Aprovechaba el Sol las zonas despejadas de arbolado para mostrar los últimos lances de su apenas ardiente poderío y laminar las envalentonadas dermis de los senderistas  —jóvenes y no tanto—  que apuraban el primer tramo del trayecto hasta Zulueta, buscando un otero con vistas al valle donde darse un respiro y acometer el tentempié que aguardaba, apretado, en las mochilas. “¡Allí!”, gritó alguien, señalando el suave promomtorio que se advertía a la izquierda de la senda que, a pocos metros, jalonaban, holgadas, las coníferas. Se sentaron, risueños y parlanchines, entre piedras y pinazas, sobre la tierra seca y agrietada.

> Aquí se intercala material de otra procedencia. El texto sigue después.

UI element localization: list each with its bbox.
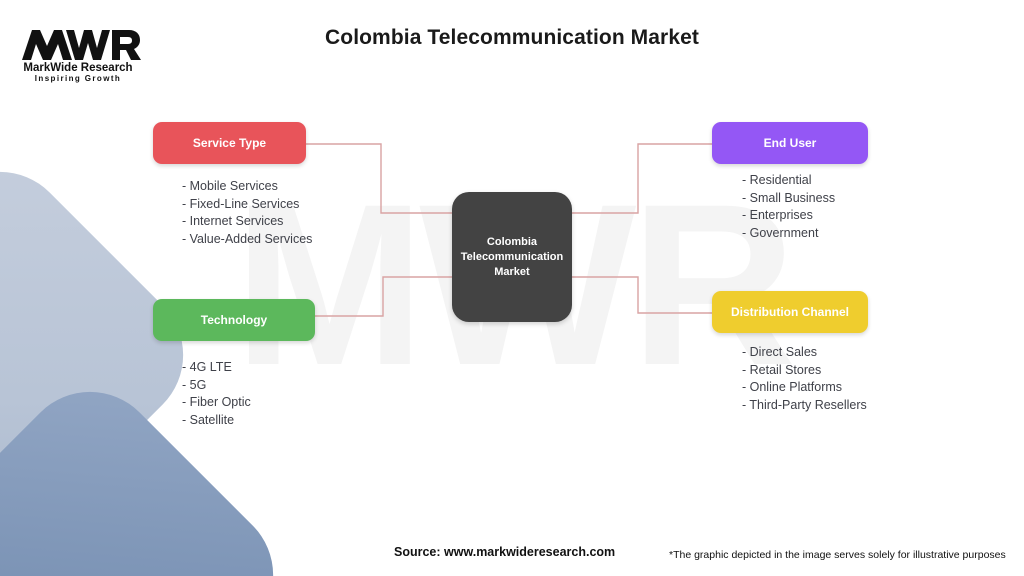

Abajo, majestuoso en su anacronismo, el dieciochesco acueducto de Noáin [FOTO], modesto pariente neoclásico de aquellos de factura romana que alzaron los invasores venidos del Lacio sobre la Iberia antigua; convertido este, como aquellos, en joya arquitectónica restaurada y relevado, muchos años atrás, de su crucial servicio primigenio como abastecedor del agua de todas las fuentes públicas de Pamplona desde el manantial de Subiza, en las entrañas de la Sierra del Perdón.


Declarado Patrimonio Histórico, como Bien de Interés Cultural, en 1992 y tenaz sobreviviente a la reestructuración brusca del paisaje —en 1931, un constructor llegó a hacer una oferta de compra para derribarlo—, ni el abandono al que fue condenado durante años ni el ferrocarril ni la autopista ni las avenidas del río, que le cercenaron algún elemento, lograron desmoronar irremediablemente su probada solidez, conservando intactos 92 de los 97 arcos de piedra y ladrillo —de 18 metros de alzada los mayores— que lo componían cuando entró en uso el 29 de junio de 1790.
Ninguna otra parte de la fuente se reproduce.